Même si l'appétit d'une chienne a tendance à augmenter à partir de la troisième semaine de gestation, ses exigences nutritionnelles restent relativement stables pendant les cinq premières semaines de gestation, tant au plan qualitatif que quantitatif. En effet, la croissance des foetus est encore faible, la minéralisation de leur squelette n'a pas commencé et leur développement ne comprime pas encore le volume gastrique de la lice.
Vers la cinquième semaine, il n'est pas rare d'observer une baisse transitoire de l'appétit, cette modification étant souvent perçue comme une confirmation de la gestation.

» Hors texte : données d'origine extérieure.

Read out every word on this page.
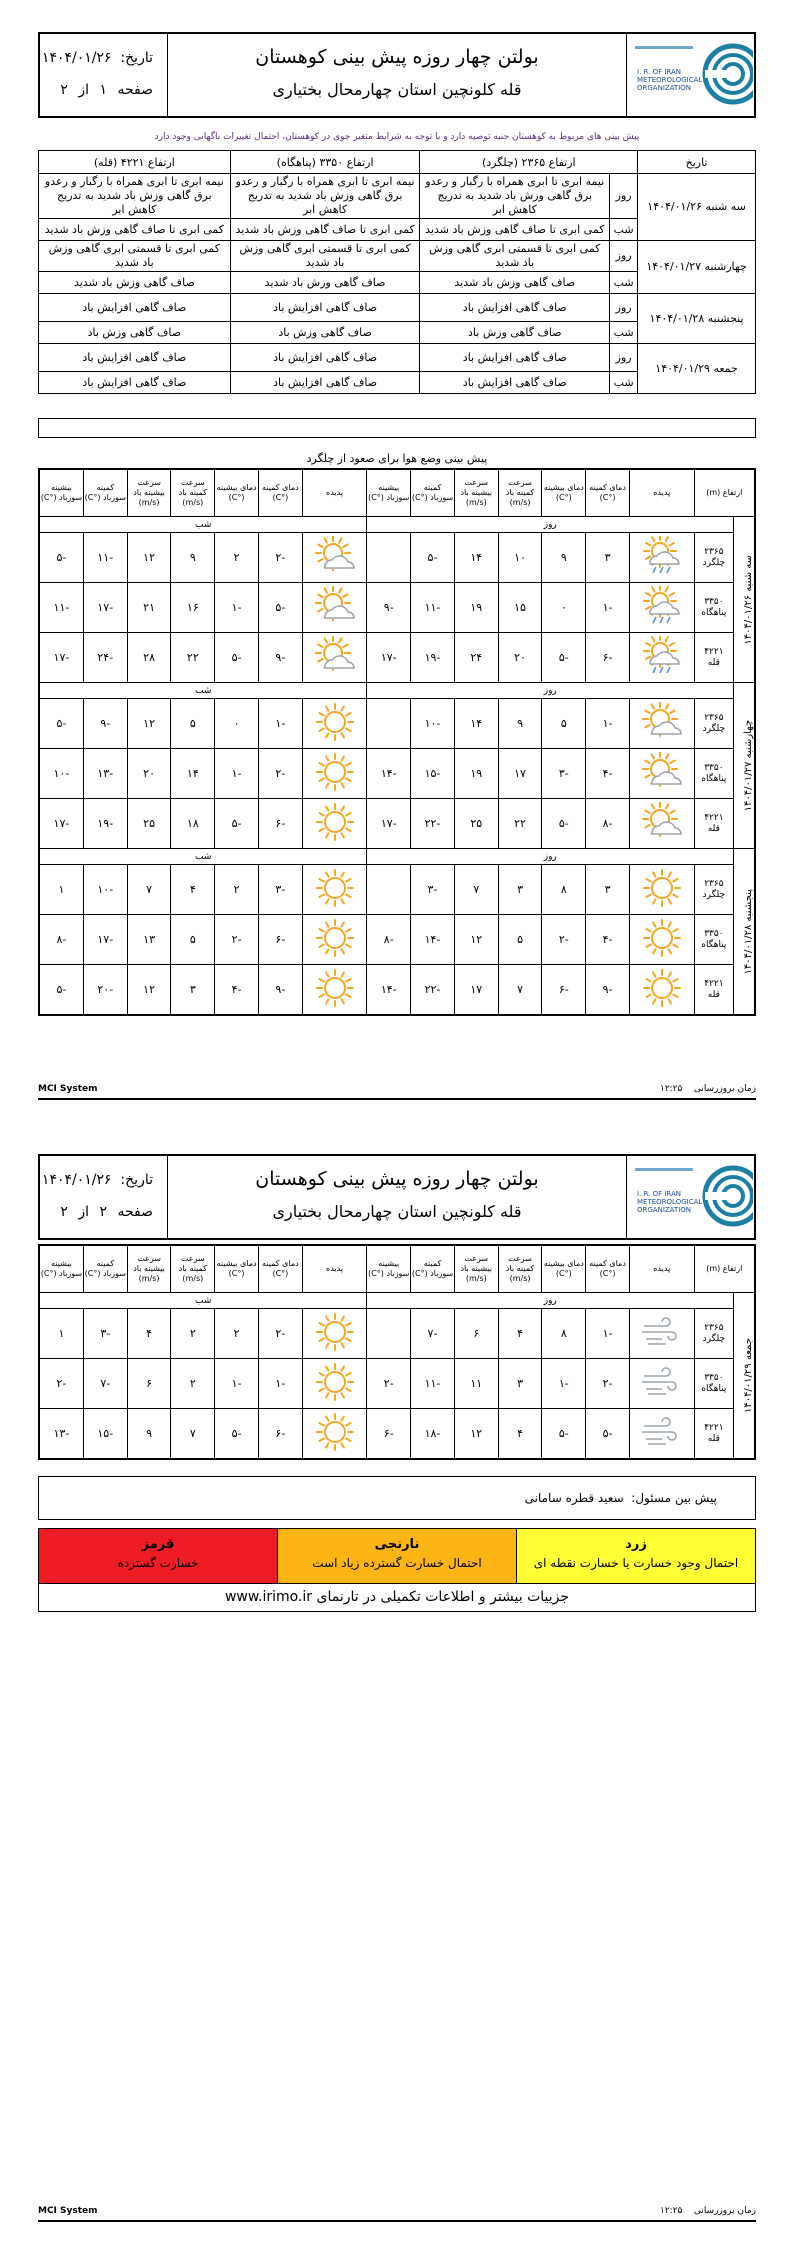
تاریخ:  ۱۴۰۴/۰۱/۲۶
صفحه ۱ از ۲
بولتن چهار روزه پیش بینی کوهستان
قله کلونچین استان چهارمحال بختیاری
I. R. OF IRAN
METEOROLOGICAL
ORGANIZATION
پیش بینی های مربوط به کوهستان جنبه توصیه دارد و با توجه به شرایط متغیر جوی در کوهستان، احتمال تغییرات ناگهانی وجود دارد
تاریخ	ارتفاع ۲۳۶۵ (چلگرد)		ارتفاع ۳۳۵۰ (پناهگاه)	ارتفاع ۴۲۲۱ (قله)
سه شنبه ۱۴۰۴/۰۱/۲۶	روز	نیمه ابری تا ابری همراه با رگبار و رعدو برق گاهی وزش باد شدید به تدریج کاهش ابر	نیمه ابری تا ابری همراه با رگبار و رعدو برق گاهی وزش باد شدید به تدریج کاهش ابر	نیمه ابری تا ابری همراه با رگبار و رعدو برق گاهی وزش باد شدید به تدریج کاهش ابر
	شب	کمی ابری تا صاف گاهی وزش باد شدید	کمی ابری تا صاف گاهی وزش باد شدید	کمی ابری تا صاف گاهی وزش باد شدید
چهارشنبه ۱۴۰۴/۰۱/۲۷	روز	کمی ابری تا قسمتی ابری گاهی وزش باد شدید	کمی ابری تا قسمتی ابری گاهی وزش باد شدید	کمی ابری تا قسمتی ابری گاهی وزش باد شدید
	شب	صاف گاهی وزش باد شدید	صاف گاهی وزش باد شدید	صاف گاهی وزش باد شدید
پنجشنبه ۱۴۰۴/۰۱/۲۸	روز	صاف گاهی افزایش باد	صاف گاهی افزایش باد	صاف گاهی افزایش باد
	شب	صاف گاهی وزش باد	صاف گاهی وزش باد	صاف گاهی وزش باد
جمعه ۱۴۰۴/۰۱/۲۹	روز	صاف گاهی افزایش باد	صاف گاهی افزایش باد	صاف گاهی افزایش باد
	شب	صاف گاهی افزایش باد	صاف گاهی افزایش باد	صاف گاهی افزایش باد
پیش بینی وضع هوا برای صعود از چلگرد
ارتفاع (m)		پدیده	دمای کمینه (°C)	دمای بیشینه (°C)	سرعت کمینه باد (m/s)	سرعت بیشینه باد (m/s)	کمینه سوزباد (°C)	بیشینه سوزباد (°C)	پدیده	دمای کمینه (°C)	دمای بیشینه (°C)	سرعت کمینه باد (m/s)	سرعت بیشینه باد (m/s)	کمینه سوزباد (°C)	بیشینه سوزباد (°C)

سه شنبه ۱۴۰۴/۰۱/۲۶	روز								شب						

	۲۳۶۵
چلگرد		۳	۹	۱۰	۱۴	-۵			-۲	۲	۹	۱۲	-۱۱	-۵

	۳۳۵۰
پناهگاه		-۱	۰	۱۵	۱۹	-۱۱	-۹		-۵	-۱	۱۶	۲۱	-۱۷	-۱۱

	۴۲۲۱
قله		-۶	-۵	۲۰	۲۴	-۱۹	-۱۷		-۹	-۵	۲۲	۲۸	-۲۴	-۱۷

چهارشنبه ۱۴۰۴/۰۱/۲۷	روز								شب						

	۲۳۶۵
چلگرد		-۱	۵	۹	۱۴	-۱۰			-۱	۰	۵	۱۲	-۹	-۵

	۳۳۵۰
پناهگاه		-۴	-۳	۱۷	۱۹	-۱۵	-۱۴		-۲	-۱	۱۴	۲۰	-۱۳	-۱۰

	۴۲۲۱
قله		-۸	-۵	۲۲	۲۵	-۲۲	-۱۷		-۶	-۵	۱۸	۲۵	-۱۹	-۱۷

پنجشنبه ۱۴۰۴/۰۱/۲۸	روز								شب						

	۲۳۶۵
چلگرد		۳	۸	۳	۷	-۳			-۳	۲	۴	۷	-۱۰	۱

	۳۳۵۰
پناهگاه		-۴	-۲	۵	۱۲	-۱۴	-۸		-۶	-۲	۵	۱۳	-۱۷	-۸

	۴۲۲۱
قله		-۹	-۶	۷	۱۷	-۲۲	-۱۴		-۹	-۴	۳	۱۲	-۲۰	-۵
MCI System	زمان بروزرسانی    ۱۲:۲۵
تاریخ:  ۱۴۰۴/۰۱/۲۶
صفحه ۲ از ۲
بولتن چهار روزه پیش بینی کوهستان
قله کلونچین استان چهارمحال بختیاری
I. R. OF IRAN
METEOROLOGICAL
ORGANIZATION
ارتفاع (m)		پدیده	دمای کمینه (°C)	دمای بیشینه (°C)	سرعت کمینه باد (m/s)	سرعت بیشینه باد (m/s)	کمینه سوزباد (°C)	بیشینه سوزباد (°C)	پدیده	دمای کمینه (°C)	دمای بیشینه (°C)	سرعت کمینه باد (m/s)	سرعت بیشینه باد (m/s)	کمینه سوزباد (°C)	بیشینه سوزباد (°C)

جمعه ۱۴۰۴/۰۱/۲۹	روز								شب						

	۲۳۶۵
چلگرد		-۱	۸	۴	۶	-۷			-۲	۲	۲	۴	-۳	۱

	۳۳۵۰
پناهگاه		-۲	-۱	۳	۱۱	-۱۱	-۲		-۱	-۱	۲	۶	-۷	-۲

	۴۲۲۱
قله		-۵	-۵	۴	۱۲	-۱۸	-۶		-۶	-۵	۷	۹	-۱۵	-۱۳
پیش بین مسئول:  سعید قطره سامانی
زرد
احتمال وجود خسارت یا خسارت نقطه ای
نارنجی
احتمال خسارت گسترده زیاد است
قرمز
خسارت گسترده
جزییات بیشتر و اطلاعات تکمیلی در تارنمای www.irimo.ir
MCI System	زمان بروزرسانی    ۱۲:۲۵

À cette date, le développement pondéral et squelettique des foetus commence à prendre une allure exponentielle et conduit à une augmentation progressive des besoins protéiques et énergétiques (et, dans une moindre mesure, minéraux) de la lice, alors même que son appétit et ses capacités gastriques tendent à diminuer.
L'apport énergétique de I'aliment doit donc essentiellement tenir compte de la réduction de la capacité gastrique de la femelle en fin de gestation et permettre la constitution des réserves glycogéniques des chiots sans pour autant favoriser le dépôt graisseux dans la filière pelvienne maternelle. La constitution des réserves glycogéniques au niveau du foie des foetus en fin de gestation nécessite un apport de glucides dans la ration maternelle sous peine d'exposer les chiots à la naissance à des risques d'hypoglycémie. En effet, s'il est théoriquement possible d'alimenter un chien avec des rations dépourvues de glucides (non indispensables chez les carnivores qui peuvent les synthétiser à partir des lipides ou des protéines), de tels régimes imposés à des chiennes en gestation ont conduit expérimentalement à une augmentation de la mortalité chez les chiots par hypoglycémie dans les jours qui suivaient leur naissance.
Les besoins énergétiques totaux de la chienne en gestation cumulent ses propres besoins d'entretien avec les besoins de croissance et d'entretien des foetus. À titre d'exemple, une chienne de taille moyenne, comme une Cocker de 12 kg, portant six chiots verra ses besoins énergétiques augmenter d'environ 40 % en fin de gestation.
En fin de gestation, la chienne devra alors être nourrie avec un aliment appétent (pour compenser la perte d'appétit), de haute densité énergétique et de bonne digestibilité qui sera distribué de préférence en plusieurs petits repas répartis au cours de la journée. Une alimentation en libre-service n'est recommandée que chez les chiennes trop maigres.